Wyobraźmy sobie teraz przeciętnego katolika, który musi się zmierzyć z takimi monstrami – jakie ma szanse na ukształtowanie w sobie świadomości, że jego dziecko „ochrzczone z wody”, nim „dopełniono chrzest”, jest naprawdę, skutecznie ochrzczone? Że prawdziwie otrzymało sakrament w pełni jego zbawczych skutków? Oczywiście – rzecz można wyprostować odpowiednią katechezą. I muszę tu domniemywać, że ona się zawsze odbywa. Tylko tak się zastanawiam, czy wysiłek skierowany w czasie takiej katechezy na prostowanie świadomości skrzywionej nietrafionymi nazwami nie przypomina wysiłku przeznaczonego na ponowne, wielokrotne zabijanie zombi.

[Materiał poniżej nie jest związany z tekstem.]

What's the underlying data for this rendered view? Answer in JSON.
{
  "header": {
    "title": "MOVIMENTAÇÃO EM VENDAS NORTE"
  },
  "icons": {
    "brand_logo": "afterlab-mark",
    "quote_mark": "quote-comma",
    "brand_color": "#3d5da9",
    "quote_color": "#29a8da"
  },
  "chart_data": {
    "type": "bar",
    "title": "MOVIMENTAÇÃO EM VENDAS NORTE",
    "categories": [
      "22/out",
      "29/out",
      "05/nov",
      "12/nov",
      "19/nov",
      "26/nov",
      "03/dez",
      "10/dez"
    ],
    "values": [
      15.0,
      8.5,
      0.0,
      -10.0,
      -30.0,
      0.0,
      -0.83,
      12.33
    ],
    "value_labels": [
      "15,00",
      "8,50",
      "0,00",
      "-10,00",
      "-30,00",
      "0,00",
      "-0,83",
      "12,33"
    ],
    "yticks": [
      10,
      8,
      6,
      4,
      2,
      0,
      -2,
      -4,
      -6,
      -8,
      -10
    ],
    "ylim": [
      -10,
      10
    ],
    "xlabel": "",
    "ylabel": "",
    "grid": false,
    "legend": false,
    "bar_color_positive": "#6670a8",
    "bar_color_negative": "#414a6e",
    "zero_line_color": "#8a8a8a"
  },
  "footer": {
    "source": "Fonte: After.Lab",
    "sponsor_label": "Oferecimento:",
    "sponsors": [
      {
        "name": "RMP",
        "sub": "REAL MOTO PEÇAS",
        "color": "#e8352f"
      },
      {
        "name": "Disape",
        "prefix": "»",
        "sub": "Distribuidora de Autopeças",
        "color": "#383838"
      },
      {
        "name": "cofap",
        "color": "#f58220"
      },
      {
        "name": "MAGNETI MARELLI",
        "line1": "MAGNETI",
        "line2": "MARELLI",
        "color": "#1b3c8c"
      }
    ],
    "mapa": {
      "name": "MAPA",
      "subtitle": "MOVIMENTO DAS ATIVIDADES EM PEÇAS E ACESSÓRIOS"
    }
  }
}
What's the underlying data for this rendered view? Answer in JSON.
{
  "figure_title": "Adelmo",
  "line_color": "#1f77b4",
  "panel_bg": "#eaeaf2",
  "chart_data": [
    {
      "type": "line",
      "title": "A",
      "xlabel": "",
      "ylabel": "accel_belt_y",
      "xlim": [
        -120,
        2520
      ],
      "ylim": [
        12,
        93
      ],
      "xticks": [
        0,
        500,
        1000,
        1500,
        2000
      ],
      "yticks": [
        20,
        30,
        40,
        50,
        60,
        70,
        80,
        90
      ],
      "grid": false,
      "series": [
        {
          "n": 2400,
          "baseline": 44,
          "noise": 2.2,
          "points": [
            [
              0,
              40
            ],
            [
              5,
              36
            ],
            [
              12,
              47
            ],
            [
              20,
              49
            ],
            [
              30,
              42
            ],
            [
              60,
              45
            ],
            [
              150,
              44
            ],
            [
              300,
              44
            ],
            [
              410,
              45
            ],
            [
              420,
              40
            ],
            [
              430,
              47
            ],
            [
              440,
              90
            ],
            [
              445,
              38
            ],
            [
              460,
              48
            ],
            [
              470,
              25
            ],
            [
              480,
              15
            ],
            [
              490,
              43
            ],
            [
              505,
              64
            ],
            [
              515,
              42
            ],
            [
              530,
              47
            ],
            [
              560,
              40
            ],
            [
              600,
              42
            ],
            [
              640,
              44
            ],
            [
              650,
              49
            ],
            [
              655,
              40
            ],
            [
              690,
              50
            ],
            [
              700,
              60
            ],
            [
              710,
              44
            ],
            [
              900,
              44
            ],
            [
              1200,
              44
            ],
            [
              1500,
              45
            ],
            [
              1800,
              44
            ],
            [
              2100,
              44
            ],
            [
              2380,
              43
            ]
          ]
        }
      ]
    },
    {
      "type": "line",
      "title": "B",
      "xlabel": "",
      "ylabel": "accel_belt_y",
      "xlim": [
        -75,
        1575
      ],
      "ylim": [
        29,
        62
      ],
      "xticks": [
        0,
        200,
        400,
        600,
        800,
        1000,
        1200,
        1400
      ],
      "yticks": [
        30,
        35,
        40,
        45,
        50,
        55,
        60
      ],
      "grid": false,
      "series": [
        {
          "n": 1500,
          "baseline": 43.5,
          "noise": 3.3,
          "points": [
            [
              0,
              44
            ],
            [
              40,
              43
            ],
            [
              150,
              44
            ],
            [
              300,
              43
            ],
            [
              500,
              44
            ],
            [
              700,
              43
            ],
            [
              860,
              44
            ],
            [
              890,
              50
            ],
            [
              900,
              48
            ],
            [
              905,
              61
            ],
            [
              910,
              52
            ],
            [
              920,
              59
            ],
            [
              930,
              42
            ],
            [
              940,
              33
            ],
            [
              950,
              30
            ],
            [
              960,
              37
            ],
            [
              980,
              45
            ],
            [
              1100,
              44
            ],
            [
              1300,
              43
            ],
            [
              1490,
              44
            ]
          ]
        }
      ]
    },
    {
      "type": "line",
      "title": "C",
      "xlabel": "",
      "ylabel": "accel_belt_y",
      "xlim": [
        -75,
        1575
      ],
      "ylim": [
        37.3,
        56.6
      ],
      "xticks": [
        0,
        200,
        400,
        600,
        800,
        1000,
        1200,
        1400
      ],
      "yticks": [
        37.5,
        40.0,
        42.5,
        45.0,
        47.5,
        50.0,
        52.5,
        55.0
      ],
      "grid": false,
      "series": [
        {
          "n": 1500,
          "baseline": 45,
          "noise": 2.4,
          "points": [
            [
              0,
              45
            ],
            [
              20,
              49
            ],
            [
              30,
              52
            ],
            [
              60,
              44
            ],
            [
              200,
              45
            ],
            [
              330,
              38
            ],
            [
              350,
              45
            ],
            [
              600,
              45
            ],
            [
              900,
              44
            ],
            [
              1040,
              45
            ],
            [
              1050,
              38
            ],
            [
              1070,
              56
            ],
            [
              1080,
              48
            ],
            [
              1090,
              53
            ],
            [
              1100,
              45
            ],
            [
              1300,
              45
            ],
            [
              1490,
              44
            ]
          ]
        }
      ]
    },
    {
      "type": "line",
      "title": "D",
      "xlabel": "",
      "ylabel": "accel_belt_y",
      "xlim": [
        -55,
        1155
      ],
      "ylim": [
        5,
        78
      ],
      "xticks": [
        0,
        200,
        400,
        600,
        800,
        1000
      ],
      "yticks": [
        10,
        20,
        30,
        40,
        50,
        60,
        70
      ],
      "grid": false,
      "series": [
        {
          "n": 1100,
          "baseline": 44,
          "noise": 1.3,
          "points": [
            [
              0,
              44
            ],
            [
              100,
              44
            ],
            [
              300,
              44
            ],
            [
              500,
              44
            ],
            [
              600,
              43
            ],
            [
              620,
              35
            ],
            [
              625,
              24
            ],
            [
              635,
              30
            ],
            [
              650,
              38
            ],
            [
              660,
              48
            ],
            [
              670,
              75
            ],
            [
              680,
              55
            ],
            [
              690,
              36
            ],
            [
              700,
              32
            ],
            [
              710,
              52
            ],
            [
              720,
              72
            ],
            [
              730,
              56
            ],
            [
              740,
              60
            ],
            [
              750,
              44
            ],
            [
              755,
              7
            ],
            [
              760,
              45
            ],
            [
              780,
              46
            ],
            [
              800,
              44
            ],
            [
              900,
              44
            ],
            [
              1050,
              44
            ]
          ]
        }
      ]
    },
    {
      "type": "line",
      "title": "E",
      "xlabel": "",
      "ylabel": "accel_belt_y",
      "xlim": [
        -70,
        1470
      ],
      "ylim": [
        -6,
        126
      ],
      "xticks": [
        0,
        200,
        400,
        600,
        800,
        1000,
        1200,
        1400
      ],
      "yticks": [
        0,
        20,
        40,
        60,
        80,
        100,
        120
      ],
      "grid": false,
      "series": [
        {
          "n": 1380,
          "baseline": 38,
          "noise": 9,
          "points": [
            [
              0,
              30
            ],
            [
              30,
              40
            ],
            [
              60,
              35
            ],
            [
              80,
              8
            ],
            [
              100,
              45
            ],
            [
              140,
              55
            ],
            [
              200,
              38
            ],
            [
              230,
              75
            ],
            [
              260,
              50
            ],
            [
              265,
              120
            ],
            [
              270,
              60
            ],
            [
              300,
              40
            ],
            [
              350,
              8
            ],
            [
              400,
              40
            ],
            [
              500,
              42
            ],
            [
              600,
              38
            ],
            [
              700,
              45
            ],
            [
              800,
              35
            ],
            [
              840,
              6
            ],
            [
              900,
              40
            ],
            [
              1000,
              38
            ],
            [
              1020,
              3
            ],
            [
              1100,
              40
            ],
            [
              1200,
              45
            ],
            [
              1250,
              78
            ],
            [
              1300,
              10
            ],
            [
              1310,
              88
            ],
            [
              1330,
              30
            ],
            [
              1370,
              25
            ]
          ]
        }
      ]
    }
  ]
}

Bynajmniej nie chodzi mi tu o zmierzanie ku terminologicznemu puryzmowi, w ramach którego możliwe jest używanie tylko tych pojęć, które jakaś Wielce Wysoka Rada zatwierdzi. Raczej o czuwanie nad własną mową. Owe rady już zresztą zwykle swoje zrobiły. Jednak to my sami – powtarzając bezkrytycznie zwyczajowe określenia albo dokonując bezrefleksyjnych skrótów myślowych w ramach kościelnej nowomowy – podtrzymujemy przy życiu albo powołujemy nowe „teologiczne” potworki. A potem jeszcze heroicznie walczymy ze skutkami ich istnienia.